The Parsi community had objected to the work on the ground that it would cause damage to the temples, which were heritage structures, and the sacred fire pits and wells therein.
A bench of Chief Justice Naresh Patil and Justice M S Karnik allowed the tunnelling work to proceed after the Mumbai Metro Rail Corporation (MMRC) assured it that no damage would be caused.
The bench imposed certain restrictions to ensure that the temples were protected.
Pronouncing its verdict, the bench vacated the stay imposed in May on the tunnelling and digging work for the Metro 3 project.
The MMRC had told the court that it was incurring a loss of Rs 4 crore for every day the work was stayed.
The petitioners, representatives of the Parsi community, requested for a stay Friday, saying they were going to approach the Supreme Court against the ruling.
But the bench refused to stay its order, thus making it possible for the MMRC to resume the tunnelling work.
The high court also considered a report of experts from the government-run Veermata Jijabai Technical Institute (VJTI).
The experts, after a site inspection, stated that the work was not likely to cause any damage to the Parsi temples.

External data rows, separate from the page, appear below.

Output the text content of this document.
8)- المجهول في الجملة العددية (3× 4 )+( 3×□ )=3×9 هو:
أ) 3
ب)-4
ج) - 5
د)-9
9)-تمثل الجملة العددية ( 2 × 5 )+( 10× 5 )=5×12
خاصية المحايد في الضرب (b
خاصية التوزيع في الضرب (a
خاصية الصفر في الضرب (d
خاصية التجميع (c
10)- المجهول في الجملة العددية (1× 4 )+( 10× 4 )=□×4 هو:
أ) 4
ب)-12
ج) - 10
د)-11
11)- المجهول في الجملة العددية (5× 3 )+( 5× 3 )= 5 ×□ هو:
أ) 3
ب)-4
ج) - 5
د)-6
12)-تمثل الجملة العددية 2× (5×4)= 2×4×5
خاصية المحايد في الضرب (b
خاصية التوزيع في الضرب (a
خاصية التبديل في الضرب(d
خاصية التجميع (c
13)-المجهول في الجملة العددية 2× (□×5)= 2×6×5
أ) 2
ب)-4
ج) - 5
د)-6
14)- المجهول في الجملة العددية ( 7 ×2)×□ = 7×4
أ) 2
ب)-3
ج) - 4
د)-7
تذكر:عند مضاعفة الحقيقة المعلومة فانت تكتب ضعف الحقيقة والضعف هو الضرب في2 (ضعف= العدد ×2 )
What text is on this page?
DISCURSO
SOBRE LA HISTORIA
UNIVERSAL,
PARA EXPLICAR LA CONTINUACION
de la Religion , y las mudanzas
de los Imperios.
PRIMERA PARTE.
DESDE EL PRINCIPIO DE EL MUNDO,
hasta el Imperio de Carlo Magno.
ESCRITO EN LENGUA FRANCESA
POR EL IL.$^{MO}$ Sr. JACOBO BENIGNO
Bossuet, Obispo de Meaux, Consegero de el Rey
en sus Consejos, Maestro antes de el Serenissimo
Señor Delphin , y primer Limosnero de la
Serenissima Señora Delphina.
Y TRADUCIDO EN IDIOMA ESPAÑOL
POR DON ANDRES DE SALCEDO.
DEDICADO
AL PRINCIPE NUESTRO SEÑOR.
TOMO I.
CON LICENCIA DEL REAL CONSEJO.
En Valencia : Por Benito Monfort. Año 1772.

The bench directed the VJTI to continue monitoring the work at the site to ensure that the MMRC was implementing all possible safeguards to protect the temples.
It also directed the MMRC to install protective machinery during the blasting and tunnelling work.
According to the MMRC plan, the tunnels will pass directly under two fire temples, one at the Princess Street junction and another at Kalbadevi in south Mumbai.
The MMRC had told the court that following objections from the Parsi community, it had altered the alignment of the tunnels by around four metres.